Tavistock Subscription Library is now housed in Court Gate, adjacent to the museum, but between 1822 and 1831 it had its own elegant classical building in the centre of the town. In 1819, twenty years after its foundation, the Library had amassed the resources to have its own building, rather than a hired meeting room, above a book shop in the town. A suggestion was made to the Duke of Bedford’s steward that the library might be relocated to a converted room over Court Gate in December 1820, but the estate office took so long to reply that the library members decided to fund a new building.
The previous year John Foulston, Plymouth’s leading architect, had built Park Wood House in a classical style for the Reverend William Evans, to use as a school. Foulston had previously designed a meeting room, known as the Athenaeum for a learned society in Plymouth, in a similar style. However, Foulston did not design the new library premises in Tavistock. Instead, James Kellaway Colling, a local builder based in Bedford Street, was put in charge of implementing the design and construction of the building, and produced plans for a detached neo-classical structure.
In January 1821 the Bedford office gave permission for the building to be erected in the grounds of the derelict Bedford Arms Inn, beside the Gatehouse, which was about to be demolished. At the time John Russell, the 6th Duke of Bedford, did not express any misgivings about the library being built in what was later to become Bedford Square. Later he objected to its position, which interfered with his wider plans for the development of the town centre.
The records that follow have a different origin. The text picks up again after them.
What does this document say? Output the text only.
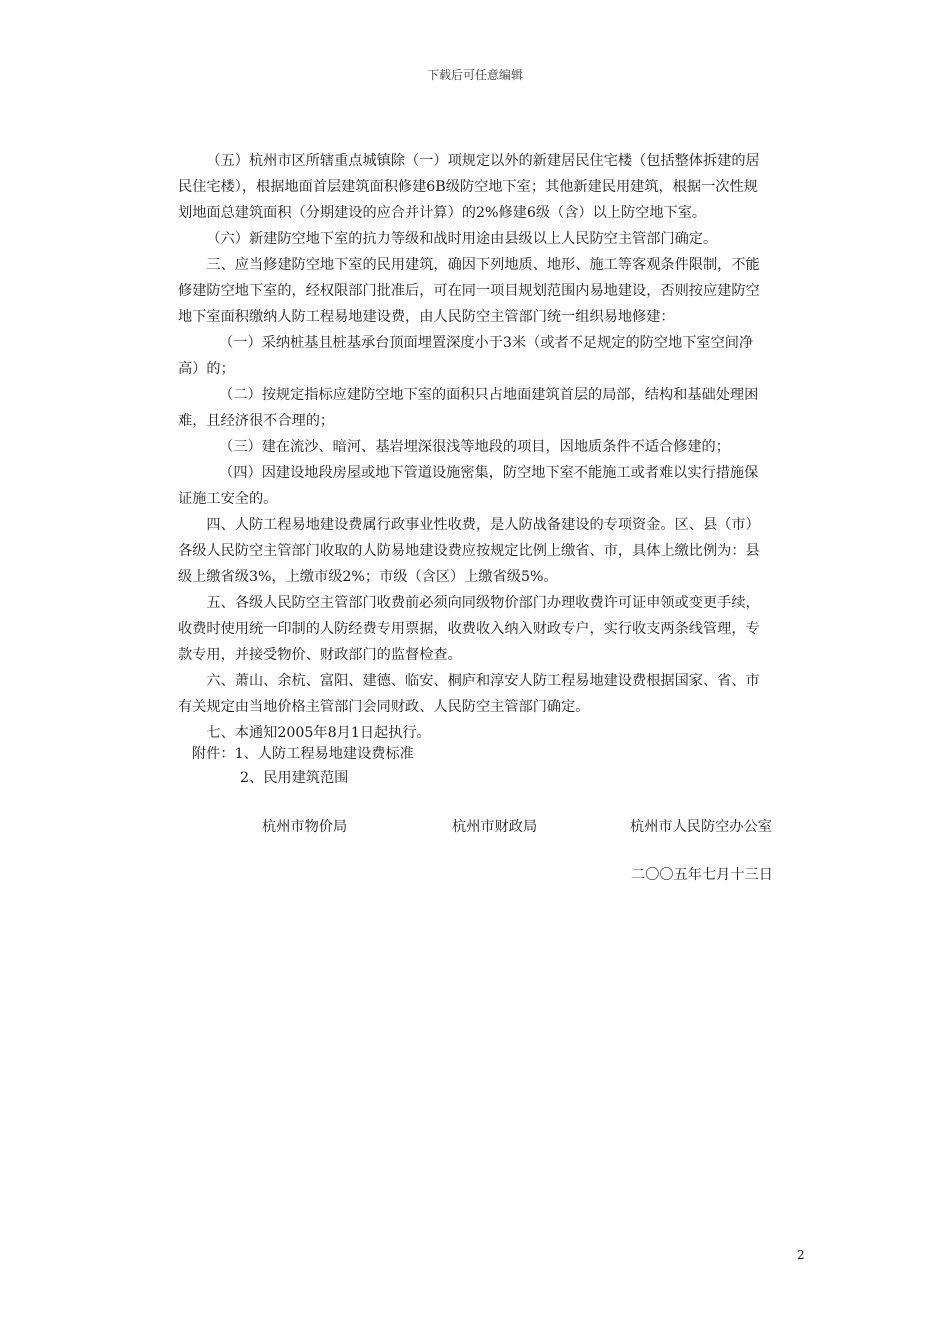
下载后可任意编辑

（五）杭州市区所辖重点城镇除（一）项规定以外的新建居民住宅楼（包括整体拆建的居民住宅楼），根据地面首层建筑面积修建6B级防空地下室；其他新建民用建筑，根据一次性规划地面总建筑面积（分期建设的应合并计算）的2%修建6级（含）以上防空地下室。

（六）新建防空地下室的抗力等级和战时用途由县级以上人民防空主管部门确定。

三、应当修建防空地下室的民用建筑，确因下列地质、地形、施工等客观条件限制，不能修建防空地下室的，经权限部门批准后，可在同一项目规划范围内易地建设，否则按应建防空地下室面积缴纳人防工程易地建设费，由人民防空主管部门统一组织易地修建：

（一）采纳桩基且桩基承台顶面埋置深度小于3米（或者不足规定的防空地下室空间净高）的；

（二）按规定指标应建防空地下室的面积只占地面建筑首层的局部，结构和基础处理困难，且经济很不合理的；

（三）建在流沙、暗河、基岩埋深很浅等地段的项目，因地质条件不适合修建的；

（四）因建设地段房屋或地下管道设施密集，防空地下室不能施工或者难以实行措施保证施工安全的。

四、人防工程易地建设费属行政事业性收费，是人防战备建设的专项资金。区、县（市）各级人民防空主管部门收取的人防易地建设费应按规定比例上缴省、市，具体上缴比例为：县级上缴省级3%，上缴市级2%；市级（含区）上缴省级5%。

五、各级人民防空主管部门收费前必须向同级物价部门办理收费许可证申领或变更手续，收费时使用统一印制的人防经费专用票据，收费收入纳入财政专户，实行收支两条线管理，专款专用，并接受物价、财政部门的监督检查。

六、萧山、余杭、富阳、建德、临安、桐庐和淳安人防工程易地建设费根据国家、省、市有关规定由当地价格主管部门会同财政、人民防空主管部门确定。

七、本通知2005年8月1日起执行。

附件：1、人防工程易地建设费标准
2、民用建筑范围
杭州市物价局	杭州市财政局	杭州市人民防空办公室
二〇〇五年七月十三日
2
The library was completed within one year, making use of some of the materials from the demolished Bedford inn, and opened on 1st July 1822. It had cost double the original £500 estimate, and the furnishings included shelves to accommodate the book collection, a table to display journals and newspapers and there was a room for the librarian. The building was top-lit and ventilated from a glass dome, and the entrance fronted by four fluted Doric columns, beneath a triangular pediment. The small front court was surrounded by brightly painted railings. Due to its classical portico, and because it was near the gatehouse of the old Abbey, it was soon nicknamed the Propylaeum, after the original Propylaeum, the entrance to the Acropolis in Athens.
Two antique prints from 1830 show distant views of the distinctive façade of the Propylaeum in the town. The building was much admired by architects and artists with classical tastes, although not everybody liked it. Mrs Bray, the vicar’s wife, came to the defence of the building, saying that it was an elegant addition to the town. She added that the juxtaposition of different styles of architecture was admired by people of taste in towns in France and Italy, where she had travelled. However, some people of Tavistock thought the classical design, with the brightly painted railings, did not fit in with the gothic architecture near the Abbey ruins in the town centre. It was also claimed that the library had not been well built and had become cracked and fragile.
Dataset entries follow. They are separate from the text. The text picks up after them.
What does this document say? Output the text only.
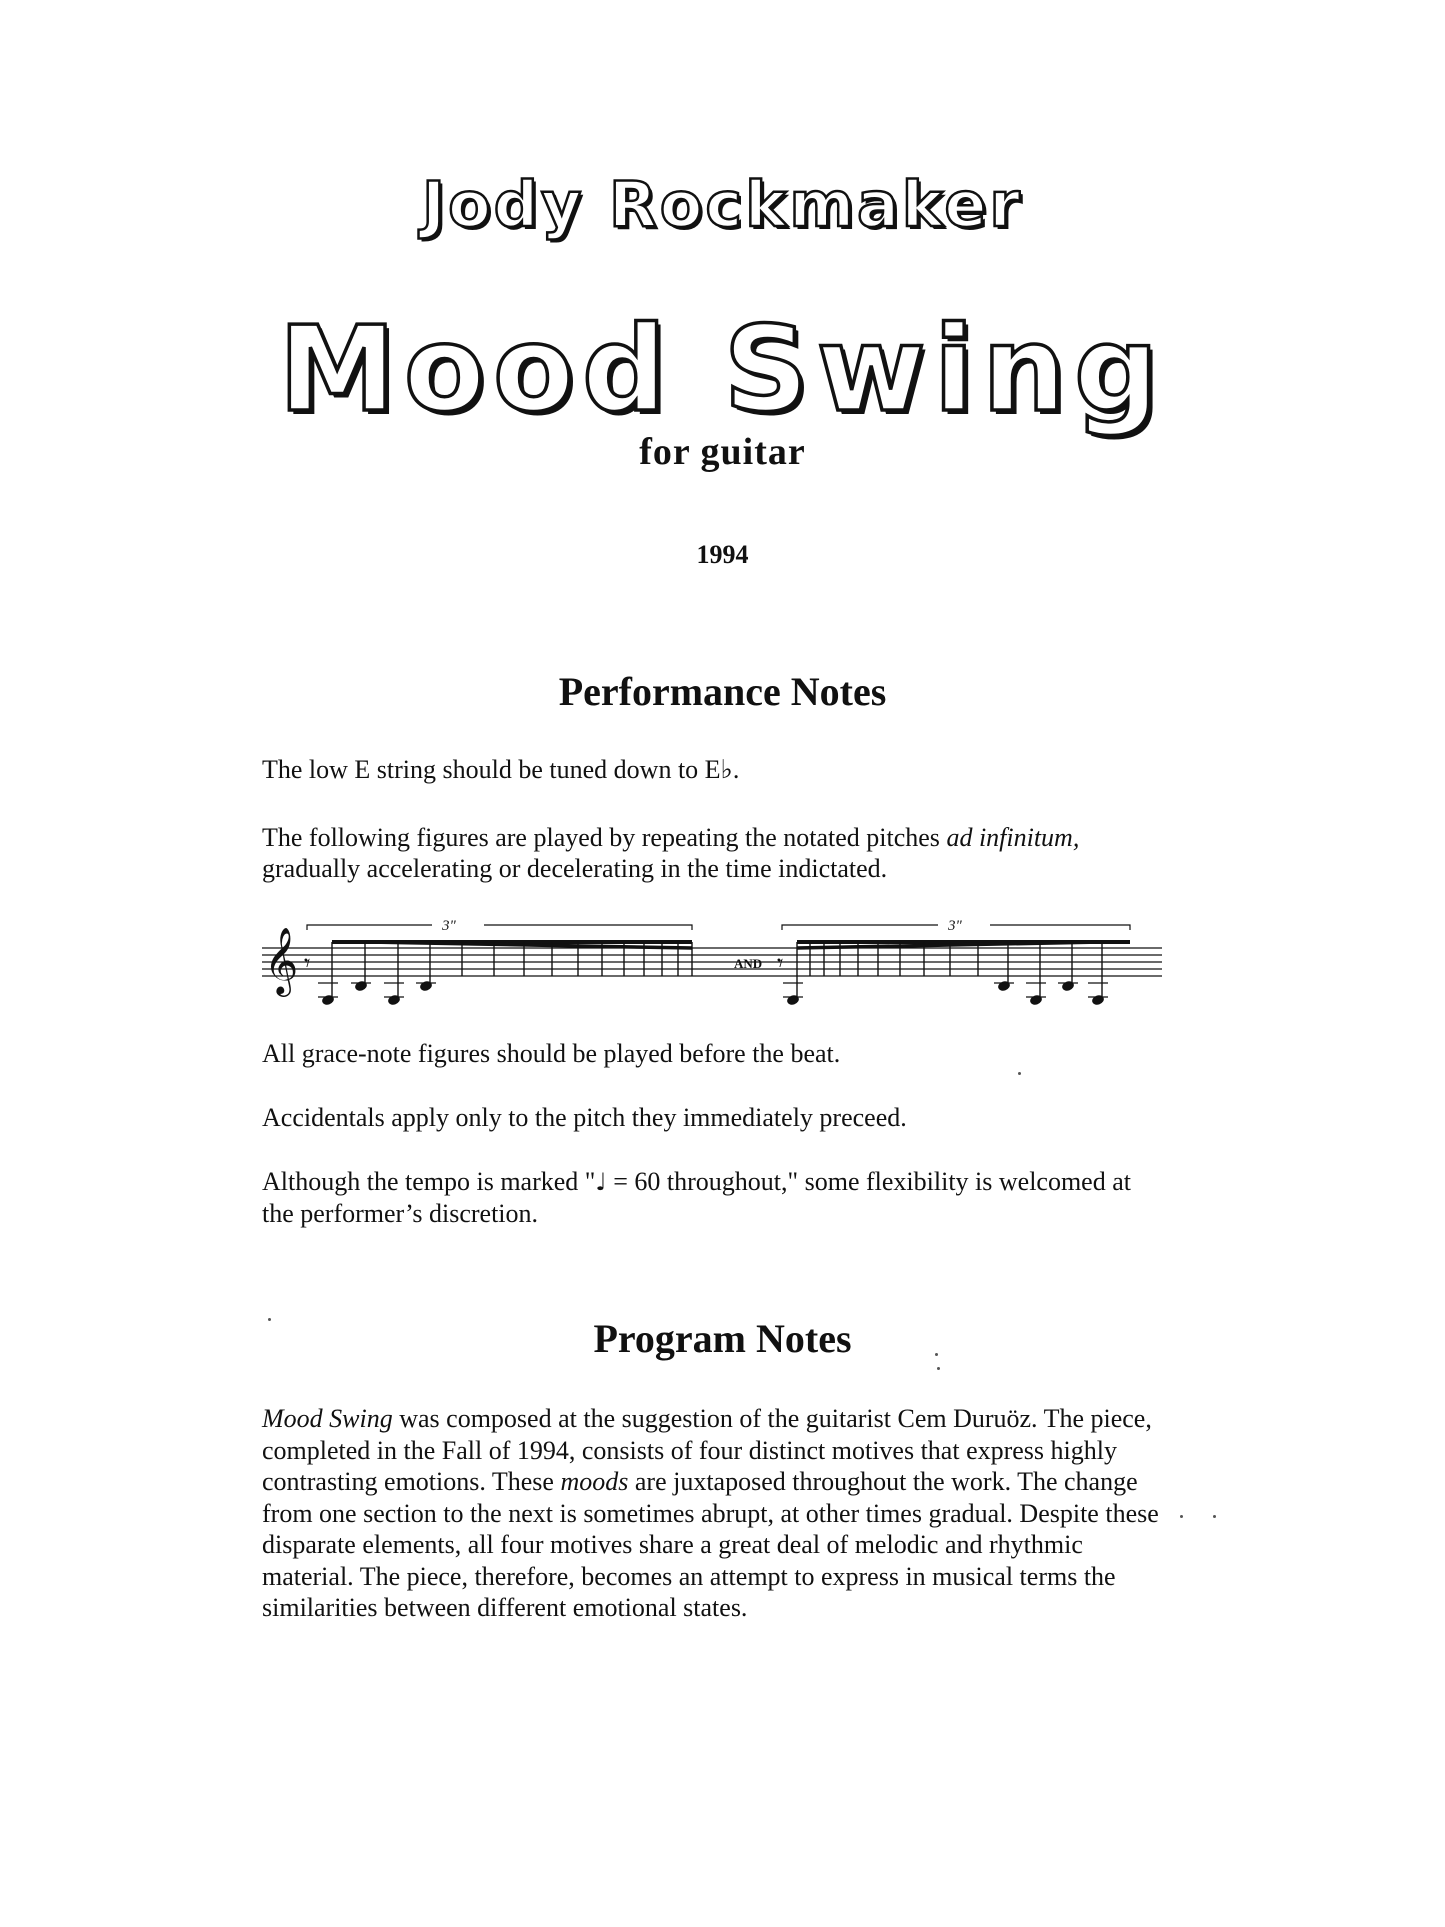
Jody Rockmaker
Mood Swing

for guitar

1994

Performance Notes

The low E string should be tuned down to E♭.

The following figures are played by repeating the notated pitches ad infinitum, gradually accelerating or decelerating in the time indictated.

𝄞 𝄾	𝄾
3"	3"
AND

All grace-note figures should be played before the beat.

Accidentals apply only to the pitch they immediately preceed.

Although the tempo is marked "♩ = 60 throughout," some flexibility is welcomed at the performer’s discretion.

Program Notes

Mood Swing was composed at the suggestion of the guitarist Cem Duruöz. The piece, completed in the Fall of 1994, consists of four distinct motives that express highly contrasting emotions. These moods are juxtaposed throughout the work. The change from one section to the next is sometimes abrupt, at other times gradual. Despite these disparate elements, all four motives share a great deal of melodic and rhythmic material. The piece, therefore, becomes an attempt to express in musical terms the similarities between different emotional states.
Tavistock’s vicar, the Reverend Edward Bray, one of the founders of the Subscription Library, wishing to appear diplomatic on the matter, suggested to the Duke that it was a matter of taste but that at least a good drawing of the building should be made before the site was cleared. A contemporary oil painting of the lost building now hangs in the present Subscription Library, as one if its treasures. The artist is unknown but may have been the vicar’s wife Anna Eliza Bray. A drawing from this painting by Victor Gregory, headmaster of Tavistock primary school, was published in the Transactions of the Devonshire Association in 1946.
The classical building was in use as a library for only nine years. From 1822 the 6th Duke had begun making improvements to the town centre, starting with new markets for cattle and sheep in the Abbey Great Court, now Guildhall Square. The Propylaeum stood in the way of building the new Plymouth Road and other redevelopments that he had planned.. In 1829 he therefore offered to provide new accommodation for the library, on favourable terms to compensate the members for the loss of their building. The rooms over the arch of Court Gate and additional space was provided, at a rent of one shilling a year for fifteen years.
Foulston, who had been employed to oversee the rebuilding of the Court Gate area, had already reroofed the gatehouse and modified it to provide offices for the Stewards, with a new entrance, stairway and landing. A two storey extension to the east was added for the library. Foulston had made a drawing in 1819 showing how a room in Court Gate might accommodate a library, but does not show how it appeared in 1831. When the library moved in that year there were two upstairs rooms, one was used to accommodate the books and the other for lectures and reading. The Subscription Library has remained in the Court Gate building since 1831, but since 1964 occupies only one room on the ground floor, which it leases from the Tavistock Town Council.